Table of Contents
This report by Richard Innes examines Kentucky's School Based Decision Making (SBDM) program, a signature feature of the 1990 Kentucky Education Reform Act that transferred sweeping authority over curriculum, staffing, and budgets from locally elected school boards to school-level councils composed primarily of principals and teachers.
After more than a quarter-century of operation, the report finds that virtually no comprehensive research on SBDM effectiveness has been conducted since 2001, that management audits of the state's lowest-performing "Priority Schools" reveal widespread dysfunction in long-established councils — including curriculum neglect, failure to use data, and poor stakeholder engagement — and that parent participation in council elections is strikingly low, with nearly three-quarters of Kentucky schools showing single-digit ratios of voting parents to student enrollment. Meanwhile, student achievement on the NAEP has improved at an agonizingly slow pace, with proficiency rates for Black students remaining deeply alarming.
Key Takeaways
- SBDM councils in the lowest-performing schools were chronically dysfunctional. Management audits of 10 Priority Schools revealed that these long-established councils routinely failed to adopt or implement needed policies, neglected curriculum development, ignored data-driven decision making, and excluded key stakeholders — problems that persisted for over 15 years without correction until external intervention forced change. Two-thirds of all Priority Schools ultimately had their SBDM authority removed.

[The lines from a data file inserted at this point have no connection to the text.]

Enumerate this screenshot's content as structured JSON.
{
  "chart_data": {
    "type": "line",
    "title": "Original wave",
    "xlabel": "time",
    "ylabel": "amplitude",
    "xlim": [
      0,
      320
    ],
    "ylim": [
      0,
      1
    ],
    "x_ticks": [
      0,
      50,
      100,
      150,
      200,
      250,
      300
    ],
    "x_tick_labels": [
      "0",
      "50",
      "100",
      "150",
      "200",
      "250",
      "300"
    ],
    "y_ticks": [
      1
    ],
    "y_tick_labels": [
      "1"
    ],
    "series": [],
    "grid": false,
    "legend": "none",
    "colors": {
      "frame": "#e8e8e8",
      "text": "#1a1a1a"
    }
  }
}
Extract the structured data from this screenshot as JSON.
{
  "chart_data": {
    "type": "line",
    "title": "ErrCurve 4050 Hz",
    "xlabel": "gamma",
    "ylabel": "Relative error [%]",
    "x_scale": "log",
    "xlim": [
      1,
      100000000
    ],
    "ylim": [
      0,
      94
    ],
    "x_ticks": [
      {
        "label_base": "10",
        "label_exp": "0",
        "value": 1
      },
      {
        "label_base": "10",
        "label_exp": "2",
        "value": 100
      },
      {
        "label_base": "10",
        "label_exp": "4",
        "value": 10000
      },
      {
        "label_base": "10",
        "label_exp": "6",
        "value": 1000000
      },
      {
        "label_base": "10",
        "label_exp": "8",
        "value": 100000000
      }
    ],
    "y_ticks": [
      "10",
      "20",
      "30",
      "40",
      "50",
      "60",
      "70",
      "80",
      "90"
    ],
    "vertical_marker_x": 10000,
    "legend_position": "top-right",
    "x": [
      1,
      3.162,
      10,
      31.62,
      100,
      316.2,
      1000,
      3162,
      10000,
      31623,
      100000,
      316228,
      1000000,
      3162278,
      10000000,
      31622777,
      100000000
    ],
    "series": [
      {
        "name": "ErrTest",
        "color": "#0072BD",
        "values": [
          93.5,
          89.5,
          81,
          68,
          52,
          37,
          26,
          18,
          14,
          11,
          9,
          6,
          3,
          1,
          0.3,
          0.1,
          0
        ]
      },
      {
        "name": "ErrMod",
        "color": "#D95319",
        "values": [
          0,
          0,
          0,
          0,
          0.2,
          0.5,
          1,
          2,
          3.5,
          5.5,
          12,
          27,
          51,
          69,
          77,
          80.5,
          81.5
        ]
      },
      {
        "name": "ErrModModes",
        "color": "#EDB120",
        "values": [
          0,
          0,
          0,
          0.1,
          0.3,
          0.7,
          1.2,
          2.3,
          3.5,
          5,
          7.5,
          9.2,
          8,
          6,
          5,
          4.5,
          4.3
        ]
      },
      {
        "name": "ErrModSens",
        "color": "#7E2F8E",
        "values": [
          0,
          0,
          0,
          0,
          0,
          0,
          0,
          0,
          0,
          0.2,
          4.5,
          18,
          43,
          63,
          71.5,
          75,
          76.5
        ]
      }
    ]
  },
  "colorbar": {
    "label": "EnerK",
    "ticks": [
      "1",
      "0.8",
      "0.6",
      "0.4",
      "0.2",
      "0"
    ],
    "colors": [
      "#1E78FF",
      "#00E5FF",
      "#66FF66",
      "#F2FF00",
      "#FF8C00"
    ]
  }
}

- Parent engagement — a central goal of the program — has largely failed. In 818 of 1,124 Kentucky public schools, fewer than 10 percent of students were represented by a voting parent in SBDM elections. In 101 schools the ratio was below one percent. Only 15 schools statewide exceeded 50 percent, suggesting that the promise of meaningful parental involvement in school governance remains overwhelmingly unmet.

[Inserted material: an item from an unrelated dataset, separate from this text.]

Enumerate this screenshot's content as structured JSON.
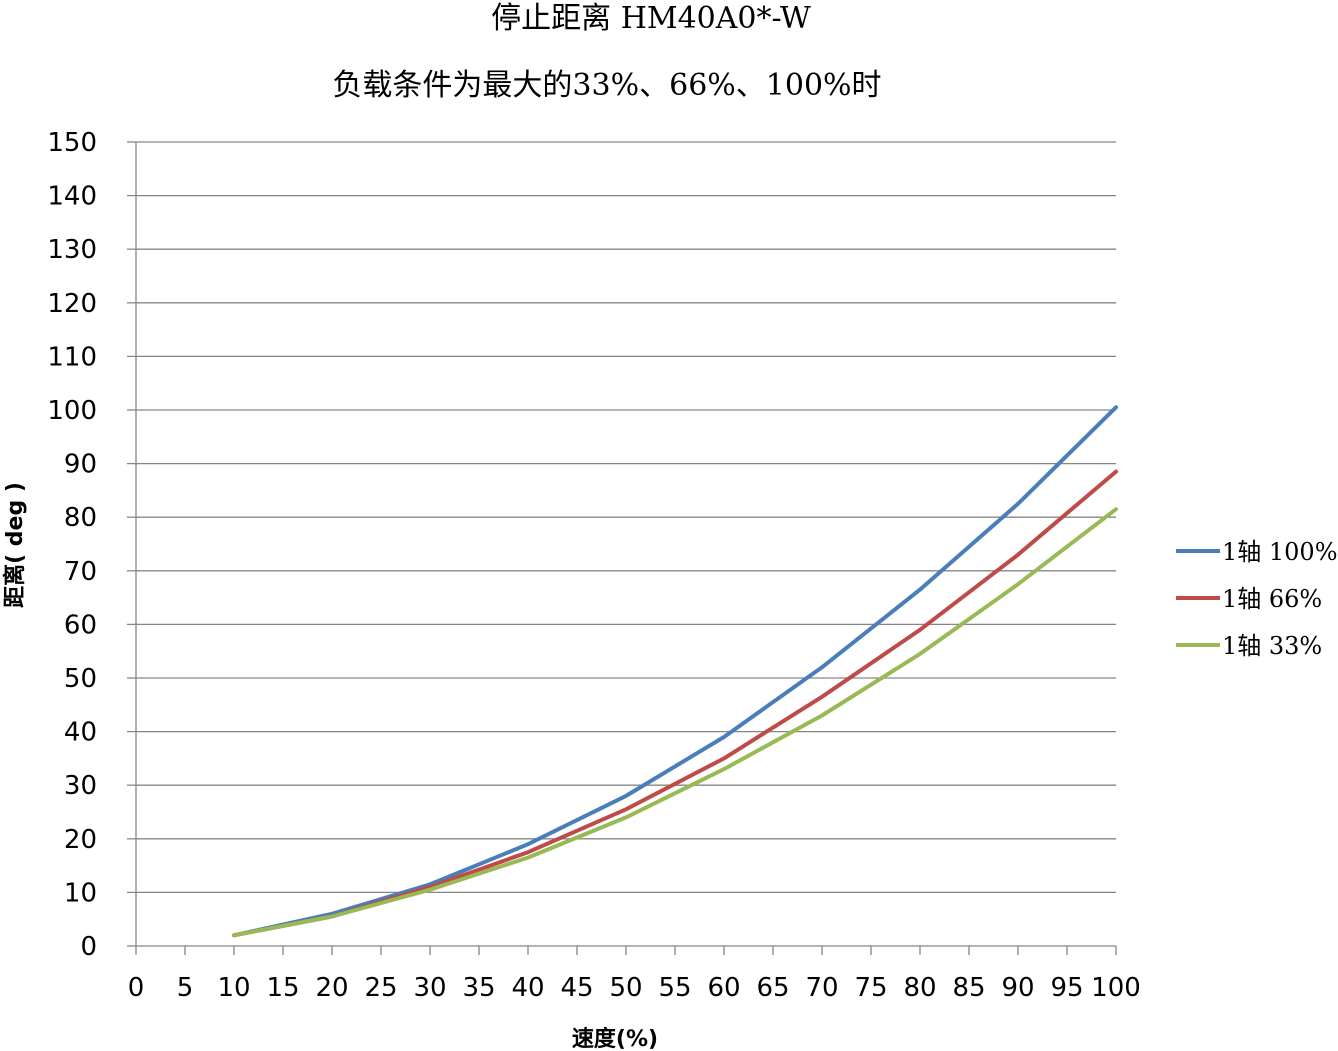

- The research vacuum is itself a policy failure. Despite numerous unresolved questions about SBDM functioning identified as early as 2001, virtually no follow-on research was ever conducted. This means Kentucky has continued to operate under a highly experimental governance model for decades without any systematic evaluation of whether it serves students well — or whether it insulates poor leadership from accountability.
The report suggests that Kentucky's SBDM model, whatever its original aspirations, has not delivered on its core promises of improved student outcomes and meaningful parent engagement.
Instead, it has created a governance structure that can shield failing schools from the corrective authority of locally elected boards and superintendents, while placing unrealistic demands on school-level personnel who often lack the time, training, and expertise to handle complex decisions around curriculum, budgeting, and staffing. Policymakers should seriously consider restoring meaningful authority to locally elected school boards and district superintendents, while ensuring that any retained elements of school-level governance are subject to regular evaluation, transparent accountability, and genuine parental empowerment.